Doctorate in law in 1884 and in December 1895 he was appointed professor of the Faculty of Law of Coimbra. He was linked with his brothers and some friends, the Journal of the foundation News in Porto (1888), that José Diogo Arroyo was the first director. He was elected in December 9, 1892 member of the Royal Academy of Sciences, Letters in class.
In 1884, he was elected deputy for the constituency of Vila do Conde, built in the lists of the Regenerator Party, remaining in the House until 1902, accumulating with the teaching activity. In 1890, with only 29 years old, he was appointed Minister of Navy and Overseas ministry of Serpa Pimentel, after the Progressive government fell following the ultimatum. It was also Minister of Education and Fine Arts of 5 April to 13 October 1890. The ministerial action was short and slight, contrasting with his numerous parliamentary interventions that have shown great orator qualities. In the parliamentary proceedings there interventions and referrals to João Arroyo in about two thousand pages, between 1884 and 1910. Still he found time to be member of the Court of Auditors and administrator of the Royal Company of the Portuguese Railways, circumstances that made him rich , which holds a large collection of art and a mansion in Telhal Street in Lisbon, attended by all the high society of the Portuguese capital.
In 1900-1901 he joined the government headed by Hintze Ribeiro, this time with the Minister of Foreign Affairs folder. In 1902, the year he broke with Hintze Ribeiro, was named Peer of the Realm. During the last years of Monarchy, John Arroyo was one of the most prominent members of the parliamentary opposition, becoming noted for his speeches in the House of Lords against John Franco, King Carlos and Queen Amelia, which terrified the monarch . Its violence against the king would explain the refusal of this, in naming him to the State Council.

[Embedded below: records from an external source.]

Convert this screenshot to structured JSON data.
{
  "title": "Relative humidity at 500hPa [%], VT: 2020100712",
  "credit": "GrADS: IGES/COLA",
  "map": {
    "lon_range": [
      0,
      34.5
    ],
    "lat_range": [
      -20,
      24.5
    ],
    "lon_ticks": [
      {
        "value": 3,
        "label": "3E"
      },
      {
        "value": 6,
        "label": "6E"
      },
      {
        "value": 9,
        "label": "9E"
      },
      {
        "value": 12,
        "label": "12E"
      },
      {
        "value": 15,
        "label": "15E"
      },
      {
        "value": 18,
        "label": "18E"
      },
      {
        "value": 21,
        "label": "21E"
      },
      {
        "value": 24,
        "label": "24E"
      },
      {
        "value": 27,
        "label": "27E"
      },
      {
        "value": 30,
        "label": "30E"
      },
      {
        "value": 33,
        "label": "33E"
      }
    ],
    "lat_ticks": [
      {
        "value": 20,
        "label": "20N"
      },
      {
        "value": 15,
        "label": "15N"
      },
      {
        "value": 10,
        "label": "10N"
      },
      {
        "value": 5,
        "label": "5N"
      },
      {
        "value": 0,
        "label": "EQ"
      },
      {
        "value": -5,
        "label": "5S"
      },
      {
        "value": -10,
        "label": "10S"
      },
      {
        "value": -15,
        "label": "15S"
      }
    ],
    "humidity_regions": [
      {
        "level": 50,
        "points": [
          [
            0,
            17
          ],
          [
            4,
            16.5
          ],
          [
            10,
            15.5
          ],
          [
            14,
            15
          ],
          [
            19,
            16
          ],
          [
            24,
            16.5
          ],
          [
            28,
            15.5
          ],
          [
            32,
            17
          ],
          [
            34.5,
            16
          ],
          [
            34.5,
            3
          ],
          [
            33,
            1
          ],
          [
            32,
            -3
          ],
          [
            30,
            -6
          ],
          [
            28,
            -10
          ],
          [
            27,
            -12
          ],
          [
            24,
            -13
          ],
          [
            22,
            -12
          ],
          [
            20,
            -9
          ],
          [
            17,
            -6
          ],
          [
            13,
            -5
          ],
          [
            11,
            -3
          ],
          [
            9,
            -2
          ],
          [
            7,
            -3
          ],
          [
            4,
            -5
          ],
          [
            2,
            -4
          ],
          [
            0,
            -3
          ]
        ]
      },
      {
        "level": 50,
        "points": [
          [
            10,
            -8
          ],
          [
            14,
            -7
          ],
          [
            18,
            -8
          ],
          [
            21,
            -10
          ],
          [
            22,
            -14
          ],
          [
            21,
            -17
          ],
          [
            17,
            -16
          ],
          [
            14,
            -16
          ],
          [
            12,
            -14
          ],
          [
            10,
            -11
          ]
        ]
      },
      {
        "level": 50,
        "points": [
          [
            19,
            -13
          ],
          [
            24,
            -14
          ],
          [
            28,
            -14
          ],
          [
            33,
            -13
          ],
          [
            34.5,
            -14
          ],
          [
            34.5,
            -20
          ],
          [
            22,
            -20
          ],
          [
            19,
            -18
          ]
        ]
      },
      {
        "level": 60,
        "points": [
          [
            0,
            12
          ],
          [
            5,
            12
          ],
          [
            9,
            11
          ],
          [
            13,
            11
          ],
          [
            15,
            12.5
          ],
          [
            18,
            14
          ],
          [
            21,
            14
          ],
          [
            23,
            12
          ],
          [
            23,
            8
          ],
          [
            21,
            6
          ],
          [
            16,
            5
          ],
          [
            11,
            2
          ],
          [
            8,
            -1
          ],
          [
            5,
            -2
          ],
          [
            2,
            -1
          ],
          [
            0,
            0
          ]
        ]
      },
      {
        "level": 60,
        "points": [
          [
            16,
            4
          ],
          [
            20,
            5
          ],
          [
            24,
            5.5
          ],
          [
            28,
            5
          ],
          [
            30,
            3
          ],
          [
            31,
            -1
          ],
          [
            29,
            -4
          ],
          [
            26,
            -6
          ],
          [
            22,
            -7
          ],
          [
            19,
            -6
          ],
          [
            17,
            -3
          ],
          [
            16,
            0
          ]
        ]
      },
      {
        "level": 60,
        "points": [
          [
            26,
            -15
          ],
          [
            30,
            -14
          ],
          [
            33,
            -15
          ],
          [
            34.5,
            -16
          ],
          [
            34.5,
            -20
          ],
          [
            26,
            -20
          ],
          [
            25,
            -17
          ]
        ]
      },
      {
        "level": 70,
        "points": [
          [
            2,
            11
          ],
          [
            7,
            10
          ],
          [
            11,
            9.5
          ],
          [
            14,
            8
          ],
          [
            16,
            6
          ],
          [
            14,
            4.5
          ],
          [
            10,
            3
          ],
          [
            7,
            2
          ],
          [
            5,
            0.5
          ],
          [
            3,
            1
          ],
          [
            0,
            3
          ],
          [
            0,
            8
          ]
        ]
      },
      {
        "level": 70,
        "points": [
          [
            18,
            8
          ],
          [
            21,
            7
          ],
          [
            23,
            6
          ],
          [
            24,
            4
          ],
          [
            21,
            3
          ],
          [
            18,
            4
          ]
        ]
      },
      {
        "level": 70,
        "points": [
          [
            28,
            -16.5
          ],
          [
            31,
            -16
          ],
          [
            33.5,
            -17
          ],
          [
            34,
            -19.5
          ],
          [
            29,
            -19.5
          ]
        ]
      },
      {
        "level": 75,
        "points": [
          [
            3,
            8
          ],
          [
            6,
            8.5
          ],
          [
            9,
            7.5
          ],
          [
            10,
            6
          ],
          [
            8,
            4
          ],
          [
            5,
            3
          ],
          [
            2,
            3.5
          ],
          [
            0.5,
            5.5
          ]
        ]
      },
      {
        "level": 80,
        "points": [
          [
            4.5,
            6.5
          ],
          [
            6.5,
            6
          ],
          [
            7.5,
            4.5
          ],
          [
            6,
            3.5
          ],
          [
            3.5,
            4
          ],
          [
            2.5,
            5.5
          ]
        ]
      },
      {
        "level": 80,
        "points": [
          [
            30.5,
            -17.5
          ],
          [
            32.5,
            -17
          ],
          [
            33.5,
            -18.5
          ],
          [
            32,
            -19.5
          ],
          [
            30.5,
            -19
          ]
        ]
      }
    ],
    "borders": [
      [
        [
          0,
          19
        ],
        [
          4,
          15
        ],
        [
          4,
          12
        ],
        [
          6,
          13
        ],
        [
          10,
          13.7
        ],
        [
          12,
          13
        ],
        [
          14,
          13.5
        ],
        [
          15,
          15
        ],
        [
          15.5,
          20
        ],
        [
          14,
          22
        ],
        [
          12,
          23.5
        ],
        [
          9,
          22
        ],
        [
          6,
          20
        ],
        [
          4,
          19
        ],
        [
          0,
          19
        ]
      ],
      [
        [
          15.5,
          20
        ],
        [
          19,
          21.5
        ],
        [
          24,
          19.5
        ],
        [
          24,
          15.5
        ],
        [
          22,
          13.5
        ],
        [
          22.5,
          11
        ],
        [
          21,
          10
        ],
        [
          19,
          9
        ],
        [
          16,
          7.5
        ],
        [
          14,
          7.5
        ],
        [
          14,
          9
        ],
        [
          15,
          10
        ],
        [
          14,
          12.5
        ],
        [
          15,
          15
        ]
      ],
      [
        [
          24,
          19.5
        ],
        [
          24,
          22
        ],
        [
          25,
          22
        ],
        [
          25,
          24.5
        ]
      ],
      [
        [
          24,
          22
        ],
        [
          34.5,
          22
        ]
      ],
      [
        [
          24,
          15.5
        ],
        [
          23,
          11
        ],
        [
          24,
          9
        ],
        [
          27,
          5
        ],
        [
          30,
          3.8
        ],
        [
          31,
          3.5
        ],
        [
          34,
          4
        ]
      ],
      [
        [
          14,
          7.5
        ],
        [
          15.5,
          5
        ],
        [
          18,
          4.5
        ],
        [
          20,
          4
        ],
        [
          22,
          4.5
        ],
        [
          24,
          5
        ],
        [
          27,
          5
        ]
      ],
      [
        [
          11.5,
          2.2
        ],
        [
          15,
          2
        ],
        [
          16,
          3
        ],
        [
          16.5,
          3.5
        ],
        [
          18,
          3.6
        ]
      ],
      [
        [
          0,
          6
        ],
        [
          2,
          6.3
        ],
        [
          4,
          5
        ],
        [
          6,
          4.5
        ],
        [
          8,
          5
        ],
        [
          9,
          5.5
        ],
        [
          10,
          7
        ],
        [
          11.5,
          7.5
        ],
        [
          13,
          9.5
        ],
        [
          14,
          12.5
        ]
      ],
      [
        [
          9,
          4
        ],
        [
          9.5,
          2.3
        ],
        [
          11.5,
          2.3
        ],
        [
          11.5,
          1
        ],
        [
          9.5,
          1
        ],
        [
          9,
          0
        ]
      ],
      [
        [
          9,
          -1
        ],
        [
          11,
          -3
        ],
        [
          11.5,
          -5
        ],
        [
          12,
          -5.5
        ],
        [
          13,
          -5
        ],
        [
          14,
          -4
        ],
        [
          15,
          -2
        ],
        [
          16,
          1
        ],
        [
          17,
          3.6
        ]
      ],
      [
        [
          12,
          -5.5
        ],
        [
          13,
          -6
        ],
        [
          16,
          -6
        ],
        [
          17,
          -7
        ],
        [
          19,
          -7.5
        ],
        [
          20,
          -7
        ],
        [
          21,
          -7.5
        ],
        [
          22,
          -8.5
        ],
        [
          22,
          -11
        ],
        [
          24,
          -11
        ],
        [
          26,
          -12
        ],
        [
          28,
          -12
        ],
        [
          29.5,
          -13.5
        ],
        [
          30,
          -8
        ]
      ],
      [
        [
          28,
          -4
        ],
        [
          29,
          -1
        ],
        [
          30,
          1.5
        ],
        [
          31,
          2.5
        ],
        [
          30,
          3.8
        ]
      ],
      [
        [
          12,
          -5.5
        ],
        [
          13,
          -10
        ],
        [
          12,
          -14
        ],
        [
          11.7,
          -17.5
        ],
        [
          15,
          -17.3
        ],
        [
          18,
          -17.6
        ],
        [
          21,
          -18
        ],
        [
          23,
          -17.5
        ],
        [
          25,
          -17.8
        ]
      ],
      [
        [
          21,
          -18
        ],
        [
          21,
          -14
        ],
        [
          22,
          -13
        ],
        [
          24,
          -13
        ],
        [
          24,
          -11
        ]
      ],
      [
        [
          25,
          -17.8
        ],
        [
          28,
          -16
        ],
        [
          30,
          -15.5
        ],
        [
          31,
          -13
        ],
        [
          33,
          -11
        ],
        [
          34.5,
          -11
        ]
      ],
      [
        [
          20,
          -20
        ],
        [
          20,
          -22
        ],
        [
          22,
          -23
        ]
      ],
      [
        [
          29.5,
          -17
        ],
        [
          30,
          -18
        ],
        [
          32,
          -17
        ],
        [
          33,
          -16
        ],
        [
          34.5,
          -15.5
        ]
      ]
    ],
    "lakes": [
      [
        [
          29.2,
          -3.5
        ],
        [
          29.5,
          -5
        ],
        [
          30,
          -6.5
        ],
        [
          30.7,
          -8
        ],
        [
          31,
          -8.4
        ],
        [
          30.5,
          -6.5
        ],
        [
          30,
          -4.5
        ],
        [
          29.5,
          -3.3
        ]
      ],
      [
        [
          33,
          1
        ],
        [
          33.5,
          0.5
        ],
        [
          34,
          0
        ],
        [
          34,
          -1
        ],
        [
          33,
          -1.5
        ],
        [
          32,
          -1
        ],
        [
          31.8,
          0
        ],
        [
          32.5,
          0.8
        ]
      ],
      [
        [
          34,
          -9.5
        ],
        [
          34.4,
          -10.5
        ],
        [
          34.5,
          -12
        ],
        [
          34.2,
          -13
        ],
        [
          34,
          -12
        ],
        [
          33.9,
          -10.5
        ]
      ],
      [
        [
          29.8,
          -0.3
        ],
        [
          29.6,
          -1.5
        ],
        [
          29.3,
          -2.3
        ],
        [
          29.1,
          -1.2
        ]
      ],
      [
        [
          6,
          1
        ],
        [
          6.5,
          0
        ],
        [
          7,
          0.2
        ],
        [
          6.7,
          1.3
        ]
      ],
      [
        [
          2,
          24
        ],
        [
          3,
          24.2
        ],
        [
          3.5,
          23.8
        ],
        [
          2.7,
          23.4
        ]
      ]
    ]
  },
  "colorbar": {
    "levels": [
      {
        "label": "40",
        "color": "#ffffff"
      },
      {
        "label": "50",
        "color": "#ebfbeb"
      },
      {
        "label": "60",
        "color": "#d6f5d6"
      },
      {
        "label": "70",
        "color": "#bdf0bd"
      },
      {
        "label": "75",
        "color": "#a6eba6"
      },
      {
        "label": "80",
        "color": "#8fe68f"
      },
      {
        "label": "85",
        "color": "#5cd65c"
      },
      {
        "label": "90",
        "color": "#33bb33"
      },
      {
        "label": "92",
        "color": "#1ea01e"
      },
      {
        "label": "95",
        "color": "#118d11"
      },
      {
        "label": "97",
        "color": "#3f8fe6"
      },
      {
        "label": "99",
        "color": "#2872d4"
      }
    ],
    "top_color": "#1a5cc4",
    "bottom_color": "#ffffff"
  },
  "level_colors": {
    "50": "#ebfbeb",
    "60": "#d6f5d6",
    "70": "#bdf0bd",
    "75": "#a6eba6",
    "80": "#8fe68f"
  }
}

On the eve of the Republican Revolution on 4 October 1910, John Brook was appointed ambassador in Paris, a position he no longer came to mind. In 1911 he was dismissed from university professor, although the monarchist historian António Cabral it found one of the blame for the fall of the monarchy.
Published numerous legal studies, including a study on the succession legitimize (Coimbra, 1884), Two exceptions in the Portuguese Civil Procedure (Porto, 1884) and a second study on the succession legitimize (Coimbra, 1885). Also dedicated to the letters and music, having edited a book of poetry (1915) and musical pieces, including compositions for Histoire simple piano, Thème avec variations and the scherzo angoscia and Charming (1908), the Leonor Teles operas and lyrical drama Doomed Love (1861), the latter inspired by the novel by Camilo Castelo Branco and libretto in Italian by Francisco Bernardo Braga Junior, was premiered in 1907 at the Theatre of San Carlos then with great success in Hamburg (1910), and returned to be presented in 2008, a Portuguese version, staged by the Opera Company North. Also composed a cantata, Inês de Castro, still unpublished, and Symphonic Poem based on a cycle of sonnets published in 1918, which was played in 1913 at the Teatro da Trindade. His last opera, Paul and Lena, was never completed, and premiered as a play in 1917 at the Teatro Republic, in Lisbon, and published in 1918.
Towards the Orfeon Academic Coimbra printed a grand design and romantic choral music, with a climactic dynamic, joining voices, instruments and soloists, in an approach of musical arias to great effect and acceptance. Included in the repertoire works such as the Hunters' Choir (wohl auf Erden Was gleicht) Carl Maria von Weber, the Tannhäuser march of Richard Wagner and the Academic Hymn of José Medeiros, getting to have about 250 performers, among orfeonistas and musicians.